Just a personal note. I am not convinced that this is a more hands on approach. To me it reads as a statement to try and preserve personal public support for himself while maintaining enough distance that he is not fully hands-on and can claim later, when this does not get a positive result, that people did not do as he instructed them to and therefore it is "not my fault".

Ho hum...

07 July 2009

Manohara Odelia Pinot -- Part XII -- Indonesian Embassy in KL Strikes Back


The Manohara (photo) saga continues. For more on this case as written by yours truly, look here.

If the issues in this case, specifically the allegations of rape and abuse, were not so serious then this case would almost be fun to watch. Manohara and her mother, Daisy Fajarina, have been vocal in making claims against just about everyone who they feel have slighted them in some way in this whole affair. The Indonesian Embassy in Kuala Lumpur was no exception.

Mano, as she is now know affectionately, and her mother, have suggested that the Indonesia Embassy deliberately thwarted any attempts to deal with the matter and in fact was pro-active in keeping Mano in Malaysia because they had been bribed by the Kelantan Royal family.

This piece is not about whether the claims are true or false per se, but rather about the legal implications of making them. And, then failing to produce any evidence in support of those claims. It would not be a first for an Indonesian Embassy and the officials that work within to be accused of corruption and to have that proved. However, in the cases where the allegations were made, subsequent evidence was furnished in order to establish guilt, and then convictions were obtained.

The Indonesian Embassy in Malaysia has laid out in chronological order all of the efforts that they undertook with respect to the Mano case. Could they have done more? Perhaps. However, the claim was that they did not do enough. Therefore, this raises the important question of, "legally how much does an Embassy have to in order to protect its citizens who get into trouble abroad, either legal or personal?"

The Indonesian Embassy in Kuala Lumpur has also indicated that it is intending to sue Mano and her mother if the pair of them cannot come up with evidence to prove their claims. It would be interesting to see how the presidential candidates respond to the Indonesian Embassy threatening a victim of alleged domestic violence in this way. Interesting in the sense of whether they jump on board like they did in the Prita Mulyasari defamation case or just try and avoid it like the plague.

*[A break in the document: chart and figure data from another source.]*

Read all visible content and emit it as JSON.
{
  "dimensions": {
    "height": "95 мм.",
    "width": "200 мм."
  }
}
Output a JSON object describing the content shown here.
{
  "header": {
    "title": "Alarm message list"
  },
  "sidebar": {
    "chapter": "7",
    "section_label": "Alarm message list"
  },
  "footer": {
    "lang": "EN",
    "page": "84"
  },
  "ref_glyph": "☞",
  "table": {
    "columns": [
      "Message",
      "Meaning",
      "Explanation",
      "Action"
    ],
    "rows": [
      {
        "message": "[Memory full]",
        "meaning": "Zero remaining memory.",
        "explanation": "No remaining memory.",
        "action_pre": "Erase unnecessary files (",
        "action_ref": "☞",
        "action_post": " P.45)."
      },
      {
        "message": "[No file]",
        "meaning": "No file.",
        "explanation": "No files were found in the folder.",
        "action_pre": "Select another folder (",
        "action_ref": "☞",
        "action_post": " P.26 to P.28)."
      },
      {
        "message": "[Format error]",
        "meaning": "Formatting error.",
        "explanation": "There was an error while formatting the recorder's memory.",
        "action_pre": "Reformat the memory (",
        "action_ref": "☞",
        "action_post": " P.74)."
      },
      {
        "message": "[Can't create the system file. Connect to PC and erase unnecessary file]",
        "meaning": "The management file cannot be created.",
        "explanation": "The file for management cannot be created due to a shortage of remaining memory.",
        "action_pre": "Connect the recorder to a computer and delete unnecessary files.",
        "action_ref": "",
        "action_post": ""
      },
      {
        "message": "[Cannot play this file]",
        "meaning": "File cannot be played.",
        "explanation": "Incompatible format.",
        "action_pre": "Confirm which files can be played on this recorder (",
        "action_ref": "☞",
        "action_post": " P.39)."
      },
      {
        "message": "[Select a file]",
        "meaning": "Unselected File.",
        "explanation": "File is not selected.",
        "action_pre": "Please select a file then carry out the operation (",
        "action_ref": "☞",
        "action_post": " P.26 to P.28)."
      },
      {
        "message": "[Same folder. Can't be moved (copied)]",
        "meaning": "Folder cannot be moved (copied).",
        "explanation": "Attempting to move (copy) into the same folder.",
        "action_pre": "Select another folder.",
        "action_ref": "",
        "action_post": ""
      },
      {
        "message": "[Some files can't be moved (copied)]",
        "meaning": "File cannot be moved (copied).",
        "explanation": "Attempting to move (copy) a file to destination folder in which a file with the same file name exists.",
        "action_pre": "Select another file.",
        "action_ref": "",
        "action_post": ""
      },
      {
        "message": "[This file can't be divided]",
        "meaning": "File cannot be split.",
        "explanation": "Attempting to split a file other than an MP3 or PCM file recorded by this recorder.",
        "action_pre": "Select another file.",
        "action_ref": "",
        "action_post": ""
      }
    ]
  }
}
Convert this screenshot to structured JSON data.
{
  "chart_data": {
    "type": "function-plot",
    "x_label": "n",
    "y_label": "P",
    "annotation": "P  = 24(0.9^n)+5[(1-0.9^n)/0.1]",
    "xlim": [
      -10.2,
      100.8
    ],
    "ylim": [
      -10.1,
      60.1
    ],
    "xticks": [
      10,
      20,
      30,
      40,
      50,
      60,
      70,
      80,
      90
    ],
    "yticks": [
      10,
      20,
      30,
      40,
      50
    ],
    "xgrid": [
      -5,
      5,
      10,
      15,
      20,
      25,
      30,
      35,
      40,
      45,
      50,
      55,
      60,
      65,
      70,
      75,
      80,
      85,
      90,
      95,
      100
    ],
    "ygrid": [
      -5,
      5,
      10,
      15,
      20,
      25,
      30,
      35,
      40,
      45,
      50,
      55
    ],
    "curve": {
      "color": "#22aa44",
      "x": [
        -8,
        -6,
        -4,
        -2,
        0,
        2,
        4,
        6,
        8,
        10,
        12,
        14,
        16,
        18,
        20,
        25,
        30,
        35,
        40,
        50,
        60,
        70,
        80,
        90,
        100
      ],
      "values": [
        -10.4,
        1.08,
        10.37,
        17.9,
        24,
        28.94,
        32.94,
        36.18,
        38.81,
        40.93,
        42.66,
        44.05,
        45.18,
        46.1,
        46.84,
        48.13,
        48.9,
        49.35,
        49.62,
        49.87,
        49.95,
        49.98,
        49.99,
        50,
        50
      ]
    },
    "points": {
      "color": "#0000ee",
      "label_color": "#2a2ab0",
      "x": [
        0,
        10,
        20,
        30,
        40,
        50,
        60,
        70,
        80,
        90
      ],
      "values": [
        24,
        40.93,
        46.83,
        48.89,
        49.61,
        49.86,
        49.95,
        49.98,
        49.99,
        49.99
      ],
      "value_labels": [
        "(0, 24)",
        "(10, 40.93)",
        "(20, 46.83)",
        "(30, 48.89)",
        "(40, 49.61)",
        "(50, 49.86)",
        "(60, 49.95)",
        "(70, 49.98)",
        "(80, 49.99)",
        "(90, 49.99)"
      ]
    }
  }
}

Although, the incumbent president has had a say on the matter here (in Indonesian). Nevertheless, it was pretty much run of the mill stuff. Generally, "this is a serious matter"; "better that Manohara talks to the Minister of Foreign Affairs"; and, "I have instructed the ambassador in Malaysia to watch the developments in this case closely."

Kompas has a detailed account of the chronology of events here (in Indonesian).

My personal opinion is that the burden of proof lies with those making the allegations. In this case the burden of proof in terms of proving the two primary allegations, namely: the Embassy did not do enough and that it accepted bribes, lies with Mano and her mother. If they fail to do so, and if one truly believes in the idea that all are equal in the eyes of the law, then Mano and her mother must be subject to the prevailing laws and regulations governing their conduct.

Despite the threats, the Indonesian Embassy in Kuala Lumpur has expressed their desire to facilitate any action that Mano and her mother want to take in Malaysia.

A simple defense is truth. Hopefully, Mano and her mother have truth on their side and can prove it.